Perhaps this is an unnecessary statement of the obvious, but the point of insurance is to give people a financial safety net. Should an emergency or disaster strike, money you would struggle to find is paid out by your insurance company. But the squeeze has been on for the last decade as medical costs and the prices of essential drugs have been rising fast. In fact, so fast that the insurers cannot pass on all the increases to their policyholders. It was hard to raise premium rates while the economy was doing well. It became impossible to raise premiums when the recession hit without there being investigations by each state’s Commissioners for Insurance and complaints from everyone else. There comes a point when the insurer cannot get any more blood from the stone and has to sacrifice profits. This has left the medical profession, the hospitals and clinics in a winning position, while the pharmaceutical industry’s profits have continued to rise despite the recession. At the other end of the spectrum, the patients are the losers. There are some who discover the small print in their policies denies cover for the very illnesses they have. There are others whose savings are not enough to pay the deductibles and co-payments. And then there are those whose policies are cancelled when they make a claim for a chronic disease or disorder.

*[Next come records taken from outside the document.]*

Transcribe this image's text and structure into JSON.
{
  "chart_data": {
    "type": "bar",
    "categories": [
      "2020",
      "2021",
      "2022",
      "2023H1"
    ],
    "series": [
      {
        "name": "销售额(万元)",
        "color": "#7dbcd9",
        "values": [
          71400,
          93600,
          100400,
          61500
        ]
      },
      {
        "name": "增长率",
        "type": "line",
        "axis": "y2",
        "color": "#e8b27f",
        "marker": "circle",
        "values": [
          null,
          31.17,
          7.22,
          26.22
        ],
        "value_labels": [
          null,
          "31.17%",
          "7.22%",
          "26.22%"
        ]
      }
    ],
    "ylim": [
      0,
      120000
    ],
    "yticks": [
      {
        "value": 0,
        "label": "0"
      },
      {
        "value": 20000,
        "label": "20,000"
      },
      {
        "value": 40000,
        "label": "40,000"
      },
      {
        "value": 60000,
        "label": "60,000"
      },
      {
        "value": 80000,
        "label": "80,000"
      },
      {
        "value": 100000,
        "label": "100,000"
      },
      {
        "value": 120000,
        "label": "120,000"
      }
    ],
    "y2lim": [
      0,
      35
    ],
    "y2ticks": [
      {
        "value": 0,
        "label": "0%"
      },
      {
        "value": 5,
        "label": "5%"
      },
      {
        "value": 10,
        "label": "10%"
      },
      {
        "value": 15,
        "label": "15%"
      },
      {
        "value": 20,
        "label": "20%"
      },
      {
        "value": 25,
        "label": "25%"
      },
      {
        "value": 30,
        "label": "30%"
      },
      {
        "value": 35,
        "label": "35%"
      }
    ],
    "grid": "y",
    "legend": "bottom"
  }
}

There is a new piece of research from the Commonwealth Fund, an independent, non-profit body. In 2007, it carried out a detailed survey among 2,600 people aged between 19 and 64. When their coverage was analysed, 20% were found significantly underinsured. Why was this happening? Because they were already spending more than 10% of their income on health coverage, whether as premiums, deductibles or both. When the underinsured were added to the uninsured, this represented 42% of adult Americans. Like the uninsured, this forces the underinsured to think twice before they have treatment with more than half either refusing treatment or struggling with debt because of treatment.
In the push for healthcare reform, the focus has been on the uninsured. But this fails to recognize the injustice suffered by the underinsured. No one should be forced to choose between refusing needed treatment and potential bankruptcy. It is therefore going to be an interesting year in prospect as the reform slowly comes into force. Both the poor and the middle class need access to cheap health insurance with reasonably comprehensive coverage. This will further squeeze the insurance industry because it will be denied the right to refuse coverage to those with pre-existing conditions and will be forced to establish group health insurance for those who have struggled to find affordable plans. In all of this, the key to success will be the ability of government and the insurers to impose more control over costs. President Obama has negotiated with the pharmaceutical industry and there is some agreement to hold down prices for those in Medicare and Medicaid. The for-profit healthcare industry also sees some self-interest in moderating its price increases and has given undertakings to the Administration. If some of the pressure is removed from the insurance industry, premium rates will stabilize and the reforms should offer a more fair system to all with a health plan. We can only hope for the best while we wait and see what happens.